Neste novo ano, 2008, mais um acrescento à idade, sinal inequívoco e assumidamente interiorizado de sabedoria, deu-se ao luxo de formular alguns desejos em forma de manifesto. Não um Anti-Dantas, mais propenso ao génio de Almada, mas um de trazer por casa, simples e atingível.

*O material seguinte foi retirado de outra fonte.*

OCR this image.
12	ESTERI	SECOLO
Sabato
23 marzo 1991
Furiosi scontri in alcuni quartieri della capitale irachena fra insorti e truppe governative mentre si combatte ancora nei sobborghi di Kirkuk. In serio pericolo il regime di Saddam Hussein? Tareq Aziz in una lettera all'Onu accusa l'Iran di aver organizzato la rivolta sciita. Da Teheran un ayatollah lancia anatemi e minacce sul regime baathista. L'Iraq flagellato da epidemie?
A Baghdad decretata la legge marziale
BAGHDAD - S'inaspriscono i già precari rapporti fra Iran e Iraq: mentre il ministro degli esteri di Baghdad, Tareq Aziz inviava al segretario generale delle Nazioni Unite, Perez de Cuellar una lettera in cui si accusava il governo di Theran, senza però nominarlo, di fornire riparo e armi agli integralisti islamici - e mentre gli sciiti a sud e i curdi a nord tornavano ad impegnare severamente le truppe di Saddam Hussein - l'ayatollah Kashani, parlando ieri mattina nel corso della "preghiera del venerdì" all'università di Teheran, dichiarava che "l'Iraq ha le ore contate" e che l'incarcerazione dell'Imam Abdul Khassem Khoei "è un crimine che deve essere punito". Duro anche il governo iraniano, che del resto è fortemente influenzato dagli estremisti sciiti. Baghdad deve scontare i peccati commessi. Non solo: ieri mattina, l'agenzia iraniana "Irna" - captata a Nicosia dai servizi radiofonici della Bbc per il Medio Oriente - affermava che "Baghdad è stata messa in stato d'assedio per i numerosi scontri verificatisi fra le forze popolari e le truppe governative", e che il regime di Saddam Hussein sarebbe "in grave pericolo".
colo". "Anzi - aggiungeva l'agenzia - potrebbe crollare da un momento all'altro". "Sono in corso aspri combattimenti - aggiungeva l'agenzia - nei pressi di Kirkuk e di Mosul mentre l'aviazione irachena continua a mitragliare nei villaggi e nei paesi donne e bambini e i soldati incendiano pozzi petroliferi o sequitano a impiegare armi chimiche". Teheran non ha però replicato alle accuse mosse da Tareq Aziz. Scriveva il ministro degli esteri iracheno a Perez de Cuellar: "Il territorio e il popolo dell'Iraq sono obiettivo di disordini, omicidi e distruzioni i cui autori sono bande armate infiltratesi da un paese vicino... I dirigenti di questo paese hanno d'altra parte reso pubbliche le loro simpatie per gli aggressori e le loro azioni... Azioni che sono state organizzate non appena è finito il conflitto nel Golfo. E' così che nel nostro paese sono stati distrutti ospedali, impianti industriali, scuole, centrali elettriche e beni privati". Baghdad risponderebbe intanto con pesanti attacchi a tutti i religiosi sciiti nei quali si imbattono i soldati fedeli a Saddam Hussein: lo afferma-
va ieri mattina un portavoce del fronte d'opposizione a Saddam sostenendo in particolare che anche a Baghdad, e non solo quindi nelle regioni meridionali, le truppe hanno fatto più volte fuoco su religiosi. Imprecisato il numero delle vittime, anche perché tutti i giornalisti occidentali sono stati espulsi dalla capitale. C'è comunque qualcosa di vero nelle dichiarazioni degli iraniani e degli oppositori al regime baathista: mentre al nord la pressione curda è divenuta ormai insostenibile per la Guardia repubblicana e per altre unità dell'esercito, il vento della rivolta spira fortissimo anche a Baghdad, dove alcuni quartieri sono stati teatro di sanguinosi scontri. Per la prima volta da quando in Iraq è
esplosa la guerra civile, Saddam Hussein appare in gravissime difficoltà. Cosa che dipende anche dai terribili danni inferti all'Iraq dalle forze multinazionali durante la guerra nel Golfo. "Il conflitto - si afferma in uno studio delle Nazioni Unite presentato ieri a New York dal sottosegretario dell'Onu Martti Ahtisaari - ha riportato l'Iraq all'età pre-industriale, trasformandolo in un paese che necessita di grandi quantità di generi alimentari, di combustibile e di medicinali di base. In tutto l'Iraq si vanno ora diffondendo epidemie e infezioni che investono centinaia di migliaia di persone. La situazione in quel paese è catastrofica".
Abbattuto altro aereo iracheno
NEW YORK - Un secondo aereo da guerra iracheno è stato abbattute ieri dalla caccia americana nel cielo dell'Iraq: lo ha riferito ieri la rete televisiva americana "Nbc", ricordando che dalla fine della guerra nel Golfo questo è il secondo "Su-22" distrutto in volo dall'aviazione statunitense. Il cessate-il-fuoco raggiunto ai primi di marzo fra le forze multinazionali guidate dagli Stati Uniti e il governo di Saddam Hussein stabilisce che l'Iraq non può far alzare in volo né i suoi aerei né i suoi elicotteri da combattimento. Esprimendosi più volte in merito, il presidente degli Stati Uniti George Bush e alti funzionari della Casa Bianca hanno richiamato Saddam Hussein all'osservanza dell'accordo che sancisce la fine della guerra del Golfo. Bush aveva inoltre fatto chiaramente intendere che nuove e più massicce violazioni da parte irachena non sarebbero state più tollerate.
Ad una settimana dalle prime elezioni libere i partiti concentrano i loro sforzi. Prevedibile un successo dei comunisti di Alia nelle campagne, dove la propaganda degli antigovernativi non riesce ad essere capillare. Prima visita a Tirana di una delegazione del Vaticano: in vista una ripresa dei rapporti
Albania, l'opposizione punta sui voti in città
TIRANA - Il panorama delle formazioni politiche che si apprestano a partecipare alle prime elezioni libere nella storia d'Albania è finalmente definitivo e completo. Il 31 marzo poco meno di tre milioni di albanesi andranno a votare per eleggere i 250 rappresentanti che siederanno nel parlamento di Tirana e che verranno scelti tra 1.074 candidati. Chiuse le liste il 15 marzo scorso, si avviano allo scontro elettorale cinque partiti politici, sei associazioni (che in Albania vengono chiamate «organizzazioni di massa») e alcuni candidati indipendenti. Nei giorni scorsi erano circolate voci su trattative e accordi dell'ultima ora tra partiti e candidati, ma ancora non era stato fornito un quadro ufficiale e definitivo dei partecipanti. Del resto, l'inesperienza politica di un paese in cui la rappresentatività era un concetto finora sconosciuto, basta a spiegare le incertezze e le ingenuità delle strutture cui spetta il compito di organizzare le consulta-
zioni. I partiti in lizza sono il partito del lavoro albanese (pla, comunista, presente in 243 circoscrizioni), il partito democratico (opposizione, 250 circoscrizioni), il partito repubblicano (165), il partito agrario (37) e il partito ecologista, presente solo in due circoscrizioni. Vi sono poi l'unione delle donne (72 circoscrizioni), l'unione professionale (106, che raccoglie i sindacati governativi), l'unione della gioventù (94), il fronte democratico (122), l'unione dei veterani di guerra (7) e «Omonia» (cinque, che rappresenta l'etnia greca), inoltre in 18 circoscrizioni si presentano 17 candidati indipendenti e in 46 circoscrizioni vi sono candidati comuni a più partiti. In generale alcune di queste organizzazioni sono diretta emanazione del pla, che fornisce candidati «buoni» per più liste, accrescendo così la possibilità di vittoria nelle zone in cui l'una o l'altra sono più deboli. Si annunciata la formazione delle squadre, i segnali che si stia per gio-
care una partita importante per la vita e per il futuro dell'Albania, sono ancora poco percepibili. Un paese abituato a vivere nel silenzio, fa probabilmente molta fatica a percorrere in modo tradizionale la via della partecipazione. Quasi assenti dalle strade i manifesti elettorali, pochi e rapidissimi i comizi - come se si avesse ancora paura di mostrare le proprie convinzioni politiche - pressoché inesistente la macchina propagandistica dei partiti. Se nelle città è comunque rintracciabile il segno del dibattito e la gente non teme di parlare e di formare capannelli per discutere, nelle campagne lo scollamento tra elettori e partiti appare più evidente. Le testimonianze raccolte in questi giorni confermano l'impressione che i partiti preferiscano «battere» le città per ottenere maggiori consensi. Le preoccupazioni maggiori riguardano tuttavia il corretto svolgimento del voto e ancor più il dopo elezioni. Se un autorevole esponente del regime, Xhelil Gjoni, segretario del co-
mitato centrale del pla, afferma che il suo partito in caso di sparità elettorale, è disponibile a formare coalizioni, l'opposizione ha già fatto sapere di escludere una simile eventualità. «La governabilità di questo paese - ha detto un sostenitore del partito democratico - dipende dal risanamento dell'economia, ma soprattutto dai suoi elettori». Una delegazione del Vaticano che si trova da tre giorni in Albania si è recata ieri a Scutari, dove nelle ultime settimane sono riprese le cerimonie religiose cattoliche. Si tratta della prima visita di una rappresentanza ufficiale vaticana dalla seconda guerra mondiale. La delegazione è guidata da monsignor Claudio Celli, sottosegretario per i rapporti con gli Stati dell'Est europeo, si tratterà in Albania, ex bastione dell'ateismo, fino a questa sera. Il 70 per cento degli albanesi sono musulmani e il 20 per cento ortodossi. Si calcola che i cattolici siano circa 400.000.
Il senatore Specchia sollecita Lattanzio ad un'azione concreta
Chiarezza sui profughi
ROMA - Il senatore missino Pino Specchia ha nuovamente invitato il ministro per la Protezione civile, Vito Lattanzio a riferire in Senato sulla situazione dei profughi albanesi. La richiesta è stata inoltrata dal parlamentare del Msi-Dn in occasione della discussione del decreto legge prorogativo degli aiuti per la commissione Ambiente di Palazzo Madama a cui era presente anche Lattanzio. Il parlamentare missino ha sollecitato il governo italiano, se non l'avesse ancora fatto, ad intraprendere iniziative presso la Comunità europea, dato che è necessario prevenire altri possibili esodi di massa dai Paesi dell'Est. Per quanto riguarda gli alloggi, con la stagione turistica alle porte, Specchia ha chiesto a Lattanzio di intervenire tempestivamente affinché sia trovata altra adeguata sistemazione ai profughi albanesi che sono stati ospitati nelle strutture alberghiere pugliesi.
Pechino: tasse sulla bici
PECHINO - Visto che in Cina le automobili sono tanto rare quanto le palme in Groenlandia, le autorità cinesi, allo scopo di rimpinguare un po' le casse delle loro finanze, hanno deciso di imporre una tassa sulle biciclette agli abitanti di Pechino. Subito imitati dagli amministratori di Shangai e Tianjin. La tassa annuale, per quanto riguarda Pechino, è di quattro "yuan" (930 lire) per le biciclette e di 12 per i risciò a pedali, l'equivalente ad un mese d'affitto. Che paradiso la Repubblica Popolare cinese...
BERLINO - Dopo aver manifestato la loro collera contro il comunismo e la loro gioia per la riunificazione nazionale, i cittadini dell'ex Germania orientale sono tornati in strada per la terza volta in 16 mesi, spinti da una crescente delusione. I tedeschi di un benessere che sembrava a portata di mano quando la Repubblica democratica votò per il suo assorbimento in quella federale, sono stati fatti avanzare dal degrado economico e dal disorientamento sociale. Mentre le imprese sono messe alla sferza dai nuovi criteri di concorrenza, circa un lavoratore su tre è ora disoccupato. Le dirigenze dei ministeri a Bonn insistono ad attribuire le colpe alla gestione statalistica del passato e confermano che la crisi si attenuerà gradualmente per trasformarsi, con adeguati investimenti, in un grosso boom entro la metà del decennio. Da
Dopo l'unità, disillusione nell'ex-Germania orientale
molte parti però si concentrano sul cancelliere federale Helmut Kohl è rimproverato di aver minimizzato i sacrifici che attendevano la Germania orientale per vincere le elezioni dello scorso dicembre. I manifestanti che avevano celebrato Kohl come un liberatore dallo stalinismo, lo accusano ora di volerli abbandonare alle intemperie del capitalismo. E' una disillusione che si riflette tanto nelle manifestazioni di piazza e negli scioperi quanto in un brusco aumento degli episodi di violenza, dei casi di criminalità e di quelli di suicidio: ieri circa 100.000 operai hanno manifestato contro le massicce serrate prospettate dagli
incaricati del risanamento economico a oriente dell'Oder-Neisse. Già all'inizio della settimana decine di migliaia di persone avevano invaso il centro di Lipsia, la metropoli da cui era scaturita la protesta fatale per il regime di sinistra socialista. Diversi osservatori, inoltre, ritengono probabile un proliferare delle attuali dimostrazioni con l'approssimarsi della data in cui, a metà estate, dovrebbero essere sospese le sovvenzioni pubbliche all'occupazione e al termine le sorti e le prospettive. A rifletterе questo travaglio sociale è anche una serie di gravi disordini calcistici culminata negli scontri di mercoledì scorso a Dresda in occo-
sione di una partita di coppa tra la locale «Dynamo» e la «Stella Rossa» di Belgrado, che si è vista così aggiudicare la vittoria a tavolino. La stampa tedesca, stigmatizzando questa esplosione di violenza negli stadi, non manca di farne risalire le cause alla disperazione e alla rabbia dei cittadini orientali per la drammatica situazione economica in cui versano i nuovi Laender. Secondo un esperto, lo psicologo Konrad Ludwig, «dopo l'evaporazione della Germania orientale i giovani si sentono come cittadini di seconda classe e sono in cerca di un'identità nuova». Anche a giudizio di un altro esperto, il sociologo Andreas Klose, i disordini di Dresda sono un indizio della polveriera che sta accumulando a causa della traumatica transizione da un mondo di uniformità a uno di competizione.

São 12 os propósitos manifestamente assumidos:
1 - Continuar a ouvir pacientemente quem lhe fala mal de Portugal e dos portugueses e lhe apresenta argumentos historicamente irrefutáveis;
2 - Compreender quando o ponto anterior se transforma "heroicamente" num preconceito;
3 - Aprender a ouvir os outros, mesmo os defensores do dispensável;
4 - Interpretar e posteriormente reagir;
5 - Analisar e só depois resistir;
6 - Compreender antes de se opor;
7 - Sistematizar e responder calmamente;
8 - Criticar e protestar então;
9 - Assumir e interiorizar os seus pensamentos como uma partícula do (in)defensável;
10 - Ter a consciência da alegria, diálogo e reflexão;
11 - Compreender os seus gostos como parte integrante da sua visão do mundo;
12 - Perceber que os políticos são o fruto do seu tempo.
Observou orgulhosamente os seus 12 mandamentos e compreendeu, então, a razão da existência dos outros.